Mohamed Chouika, professeur de philosophie et critique de cinéma, a évoqué quant à lui la question de la Culture au Maroc. Ce livre, dit-il, est un fruit à la fois d’une expertise et d’une méthodologie. Par ailleurs, Chouika a classé ce livre de 281 pages dans le cadre de la sociologie culturelle. «L’auteur a choisi en effet des définitions de la Culture, sans oublier la société marocaine qui a une particularité et des cultures diverses.», a-t-il précisé.

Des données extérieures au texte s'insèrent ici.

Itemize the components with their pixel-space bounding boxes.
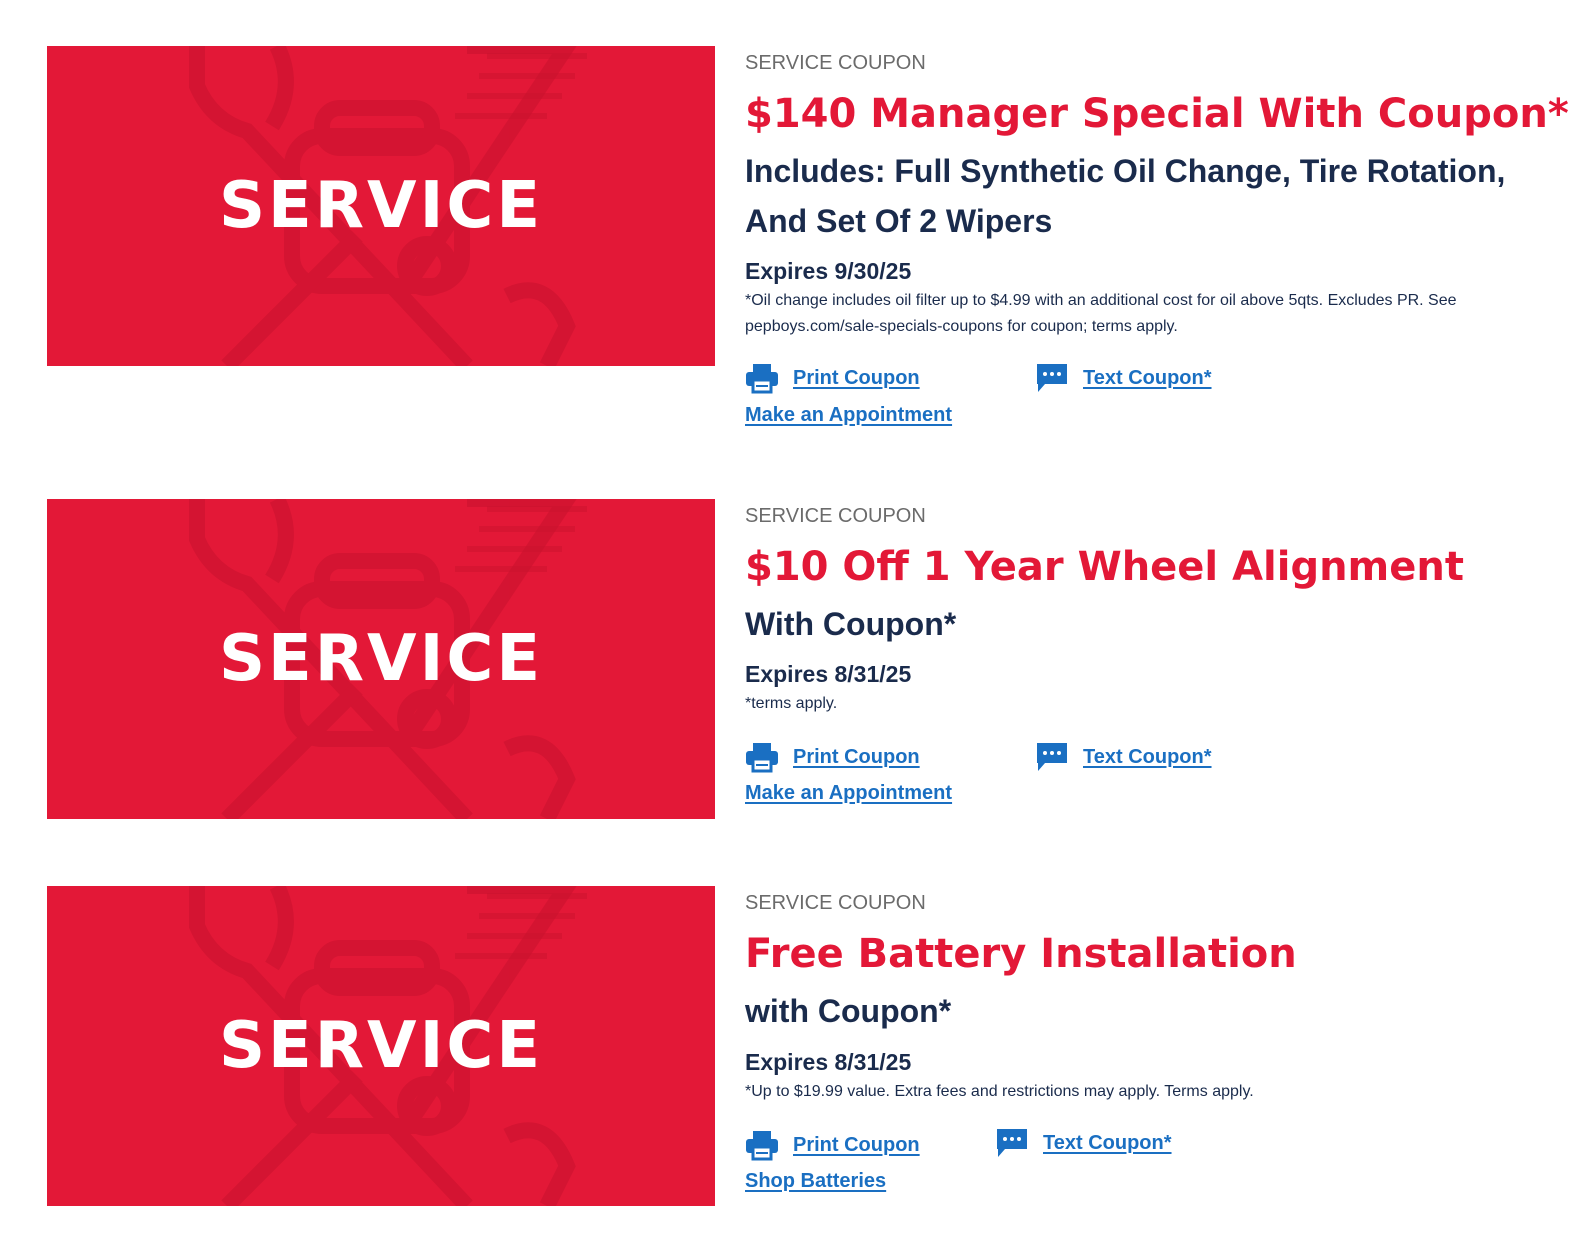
service-banner: SERVICE — [47, 886, 715, 1206]
coupon-title: $140 Manager Special With Coupon* — [745, 91, 1569, 137]
print-coupon-button[interactable]: Print Coupon — [745, 362, 920, 394]
printer-icon — [746, 1131, 778, 1161]
banner-title: SERVICE — [218, 622, 544, 696]
coupon-expiration: Expires 8/31/25 — [745, 1049, 912, 1075]
coupon-expiration: Expires 8/31/25 — [745, 661, 912, 687]
print-coupon-label[interactable]: Print Coupon — [793, 746, 920, 769]
printer-icon — [746, 743, 778, 773]
text-coupon-button[interactable]: Text Coupon* — [995, 1127, 1172, 1159]
banner-title: SERVICE — [218, 1009, 544, 1083]
coupon-category: SERVICE COUPON — [745, 52, 926, 74]
chat-bubble-icon — [997, 1129, 1027, 1157]
text-coupon-button[interactable]: Text Coupon* — [1035, 362, 1212, 394]
make-appointment-link[interactable]: Make an Appointment — [745, 781, 952, 805]
service-banner: SERVICE — [47, 46, 715, 366]
print-coupon-button[interactable]: Print Coupon — [745, 741, 920, 773]
coupon-title: Free Battery Installation — [745, 931, 1297, 977]
service-banner: SERVICE — [47, 499, 715, 819]
banner-title: SERVICE — [218, 169, 544, 243]
shop-batteries-link[interactable]: Shop Batteries — [745, 1169, 886, 1193]
coupon-subtitle: with Coupon* — [745, 993, 952, 1029]
text-coupon-button[interactable]: Text Coupon* — [1035, 741, 1212, 773]
coupon-subtitle: With Coupon* — [745, 606, 957, 642]
print-coupon-label[interactable]: Print Coupon — [793, 1134, 920, 1157]
coupon-terms: *Up to $19.99 value. Extra fees and rest… — [745, 1083, 1254, 1100]
coupon-terms: *Oil change includes oil filter up to $4… — [745, 292, 1457, 335]
chat-bubble-icon — [1037, 743, 1067, 771]
coupon-title: $10 Off 1 Year Wheel Alignment — [745, 544, 1464, 590]
print-coupon-label[interactable]: Print Coupon — [793, 367, 920, 390]
coupon-category: SERVICE COUPON — [745, 892, 926, 914]
coupon-card: SERVICE SERVICE COUPON $10 Off 1 Year Wh… — [0, 499, 1576, 839]
coupon-card: SERVICE SERVICE COUPON Free Battery Inst… — [0, 886, 1576, 1226]
printer-icon — [746, 364, 778, 394]
chat-bubble-icon — [1037, 364, 1067, 392]
text-coupon-label[interactable]: Text Coupon* — [1083, 746, 1212, 769]
coupon-category: SERVICE COUPON — [745, 505, 926, 527]
text-coupon-label[interactable]: Text Coupon* — [1083, 367, 1212, 390]
coupon-terms: *terms apply. — [745, 695, 838, 712]
coupon-subtitle: Includes: Full Synthetic Oil Change, Tir… — [745, 153, 1506, 239]
text-coupon-label[interactable]: Text Coupon* — [1043, 1132, 1172, 1155]
make-appointment-link[interactable]: Make an Appointment — [745, 403, 952, 427]
coupon-expiration: Expires 9/30/25 — [745, 258, 912, 284]
print-coupon-button[interactable]: Print Coupon — [745, 1129, 920, 1161]
coupon-card: SERVICE SERVICE COUPON $140 Manager Spec… — [0, 46, 1576, 446]
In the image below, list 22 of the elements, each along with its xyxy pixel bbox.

L’intervenant a mis en outre l’accent sur la nécessité de sortir d’une société non lectrice et qui ne croit pas à la dynamique de la culture à une société qui accepte et investit la culture. Or, il a mis l’accent sur ce fossé existant sur l’intelligentsia culturelle et l’élite politique.
«J’espère que ce livre aura un rayonnement dans le paysage culturel national. Car la culture est timidement présente dans les programmes des partis politiques et des gouvernements.», a-t-il rappelé. Toutefois, le livre a traité également les questions de la culture et de l’identité, de la place de celle-ci dans le développement culturel et la liberté d’expression.
Selon Mohamed Chouika, Corona a fragilisé ce secteur parce que la stratégie du financement n’est pas assez claire. «Il faut revoir la question du soutien à la culture parce qu’il y a un recul au niveau de la créativité, du traitement des questions et du sens qui sont devenus parfois superficiels.»
En revanche, il a mis le doigt sur l’importance de la culture dans les milieux ruraux non seulement mais aussi dans les grandes villes. «Nous espérons passer de Brouillon de Culture à une feuille de route concrète et un plan d’urgence de la culture afin de la lier au développement. », conclut-il.
Fatima Ait Mhand : «L a culture est modestement pris en compte dans les politiques culturelles »
Fatima Ait Mhand, spécialiste en patrimoine et modératrice de la rencontre, estime que le secteur culturel est mal présenté dans les politiques publiques.
«En lisant ce livre, j’ai constaté que la culture se construit, se dit et se réinvente dans une pluralité de pratiques sociales qui font partie de la culture.», a-t-elle souligné. L’auteur, a-t-elle expliqué, a eu la chance de confronter les deux cultures ; marocaine et canadienne qui lui ont permis d’avoir une vision plus large. «Le secteur culturel est mal défini et modestement pris en compte dans les politiques culturelles marocaines. », a-t-elle rappelé. Et d’ajouter: «à chaque changement de gouvernement, on passe à une autre modalité de gestion. La preuve ? Certains projets sont tombés dans les oubliettes ou restés aux salles de brouillon comme la culture. Ces chantiers qui avaient pour objectif d’asseoir les bases de l’articulation et de l’évaluation de toute politique de la culture, entre autres, la mise en place d’un système national des statistiques culturelles, les projets structurants des industries culturelles et créatives, la gestion déléguée du patrimoine avec un cahier des charges.»